Android and Linux

Monday, October 25, 2010

Voice command/Tasker errata

More natural commands

Having played around with voice commands a little after my last post, I decided my speech wasn't natural enough. Wait, what? With voice commands and speech synthesis, isn't it usually the computer that doesn't sound natural? Well in this case, it certainly doesn't feel natural to look at my phone and say "Forecast. Tuesday."

Based on the commands and tasks in my last post, I would say "forecast tuesday" and the word "forecast" would trigger the forecast task and the second word would be used to prepare the forecast for the correct day.

I've gravitated toward this solution for filtering my voice commands, when they need filtering.
awk '{print $NF}' /sdcard/.voice > /sdcard/.voicetmp
then changing the task from this:

5- Perform Action WXDAY if %VOICE matches forecast**

to this:

5- Perform Action WXDAY if %VOICE matches **forecast**

No big difference, but where it did depend on the first and second word before, now the first word can be anywhere in the sentence and the second word only needs to be at the end. Now "What's the forecast for friday?" or "Boy, I sure do wish my phone could tell me what the forecast is supposed to be for the day of the 29th, which just happens to be a friday" will both work and sound a lot better than "Forecast. Friday."

I'm only using the weather task as an example since it's been posted here. This can be used with any command which needs to extract a trigger and a variable from your speech.

I haven't had the need to input multiple variables yet, but I did whip up a couple scripts to give that flexibility:
#! /system/bin/sh
if test -z "$1"
tr ' ' '\n' < /sdcard/.voice | tail -n1 > /sdcard/.voicetmp
tr ' ' '\n' < /sdcard/.voice | tail -n${1} > /sdcard/.voicetmp
You can execute this script followed by the number of items you want to extract, or followed by nothing for extracting one item. For example, if you want to extract three items and the script is named "vfilter," you'd put "vfilter 3" in the Locale Execute Plugin then set up your task accordingly.

I'm not sure what use this is, but I hate being constrained to only being able to use a single word so I hammered this out and put it on my sdcard in case I need it.

Another approach, if you need more flexibility, would be to say the number, and execute either of these commands:
#! /system/bin/sh
awk '{ for(i=$NF;(NF-i)<NF;i--) { printf "%s%s",$(NF-i),FS } printf RS }' /sdcard/.voice > /sdcard/.voicetmp
awk '{ for(i=$NF;(NF-i)<NF;i--) { printf "%s%s",$(NF-i),FS } printf RS }'  /sdcard/.voice | tr ' ' '\n' > /sdcard/.voicetmp
The only difference is that the first one will output everything on one line and the second will output each word on it's own line.

Using this, you can say "Please google more common hades three" and using google as a keyword to open a search URL, it will input the last three words "more common hades."

Of course, this is more easily accomplished by using "google" as a variable split point and using VAR2 as the search term, but, who knows, it might come in handy for a flexible task where you need to input a different number of items on the fly without changing a handful of actions in the task.

Temp files

You may have noticed I used .voice and .voicetmp as temp files. You can bypass temp files by putting the words directly into the system clipboard by editing the Python script to this:
import android
droid = android.Android()
Speech = droid.recognizeSpeech()[1]
I toyed around with this and decided it was simpler to use files. Other tasks may set or use the clipboard and there may be something important in the clipboard that I don't want to erase by an unrelated task, and it's easier to set up tasks without worrying about backing up the clipboard every time.

Now that the human side sounds better...

Oh yeah, I haven't really mentioned speech synthesis here. The only thing worth mentioning is that the best voices I've heard are made by Svox and are available in the Market. They have many voices and a free app that gives a sample of them all. I personally like the British female voice. When using Tasker, I set the tone to 6 and speed to 10 and o-la-la does she sound good.

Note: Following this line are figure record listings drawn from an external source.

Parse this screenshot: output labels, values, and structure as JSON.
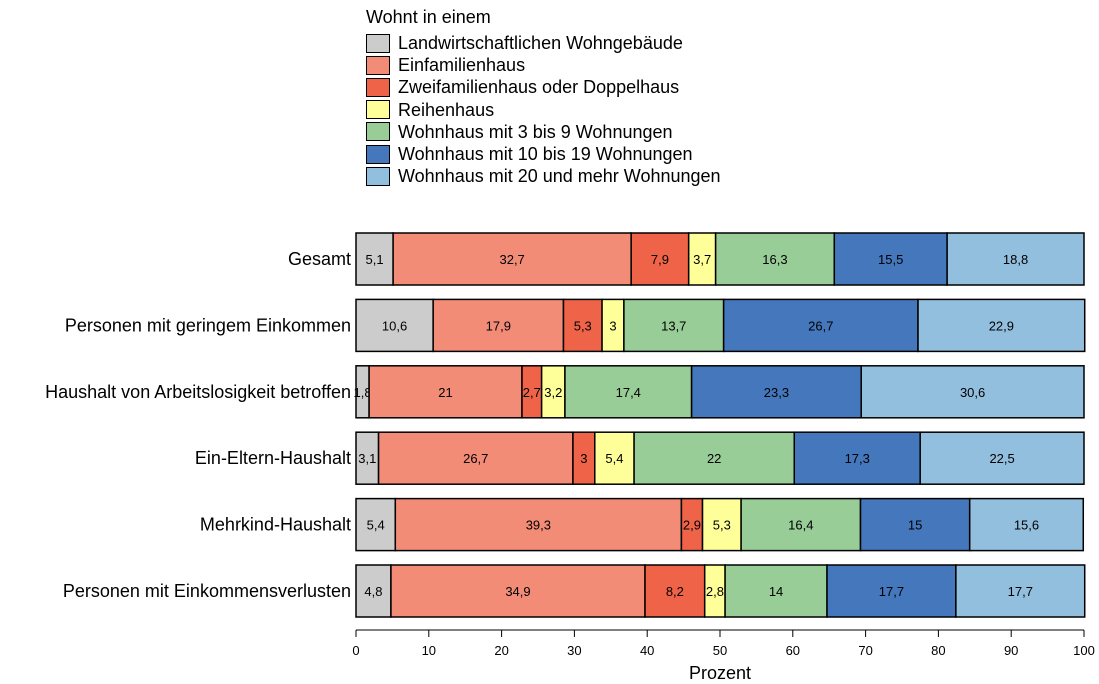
{
  "chart_data": {
    "type": "bar",
    "orientation": "horizontal",
    "stacked": true,
    "legend_title": "Wohnt in einem",
    "legend_position": "top",
    "xlabel": "Prozent",
    "xlim": [
      0,
      100
    ],
    "xticks": [
      0,
      10,
      20,
      30,
      40,
      50,
      60,
      70,
      80,
      90,
      100
    ],
    "categories": [
      "Gesamt",
      "Personen mit geringem Einkommen",
      "Haushalt von Arbeitslosigkeit betroffen",
      "Ein-Eltern-Haushalt",
      "Mehrkind-Haushalt",
      "Personen mit Einkommensverlusten"
    ],
    "series": [
      {
        "name": "Landwirtschaftlichen Wohngebäude",
        "color": "#cccccc",
        "values": [
          5.1,
          10.6,
          1.8,
          3.1,
          5.4,
          4.8
        ],
        "labels": [
          "5,1",
          "10,6",
          "1,8",
          "3,1",
          "5,4",
          "4,8"
        ]
      },
      {
        "name": "Einfamilienhaus",
        "color": "#f28c77",
        "values": [
          32.7,
          17.9,
          21,
          26.7,
          39.3,
          34.9
        ],
        "labels": [
          "32,7",
          "17,9",
          "21",
          "26,7",
          "39,3",
          "34,9"
        ]
      },
      {
        "name": "Zweifamilienhaus oder Doppelhaus",
        "color": "#ef6348",
        "values": [
          7.9,
          5.3,
          2.7,
          3,
          2.9,
          8.2
        ],
        "labels": [
          "7,9",
          "5,3",
          "2,7",
          "3",
          "2,9",
          "8,2"
        ]
      },
      {
        "name": "Reihenhaus",
        "color": "#ffff99",
        "values": [
          3.7,
          3,
          3.2,
          5.4,
          5.3,
          2.8
        ],
        "labels": [
          "3,7",
          "3",
          "3,2",
          "5,4",
          "5,3",
          "2,8"
        ]
      },
      {
        "name": "Wohnhaus mit 3 bis 9 Wohnungen",
        "color": "#98cd98",
        "values": [
          16.3,
          13.7,
          17.4,
          22,
          16.4,
          14
        ],
        "labels": [
          "16,3",
          "13,7",
          "17,4",
          "22",
          "16,4",
          "14"
        ]
      },
      {
        "name": "Wohnhaus mit 10 bis 19 Wohnungen",
        "color": "#4477bb",
        "values": [
          15.5,
          26.7,
          23.3,
          17.3,
          15,
          17.7
        ],
        "labels": [
          "15,5",
          "26,7",
          "23,3",
          "17,3",
          "15",
          "17,7"
        ]
      },
      {
        "name": "Wohnhaus mit 20 und mehr Wohnungen",
        "color": "#93bfdf",
        "values": [
          18.8,
          22.9,
          30.6,
          22.5,
          15.6,
          17.7
        ],
        "labels": [
          "18,8",
          "22,9",
          "30,6",
          "22,5",
          "15,6",
          "17,7"
        ]
      }
    ]
  }
}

Do I have any cool voice tasks?

Probably not. I actually have 15 tasks that are controlled by voice, but some are for controlling my home computer over ssh and are probably only interesting to me. Here are a few that may be useful. I won't post the whole task, just the idea. The rest should be easy to figure out.

Saying "pic" takes a photo.

Saying "text" runs the voice script twice more, once to get the SMS recipient, again to get the SMS body, then opens the SMS app and fills out the text.

Saying "map [address]" opens the map to the address I specify.

Saying "search [phrase]" opens google search of the phrase.

I'm trying to buy a house so saying "mls search [number]" opens the browser to[number] to look up homes by their MLS listing.

I have all those in a separate task which the voice task executes. After that, it executes another task which is just for loading apps. I have a dozen set up to open on command, like saying "terminal" opens the terminal, saying "mail" opens gmail, etc. I haven't really used them, but it's another example of using voice control. Other voice apps can open apps by name, but how can they possibly interpret names like "BTEP" or "QuickSSHD?" Using your own voice control, you can open them by nicknames, which is much more powerful.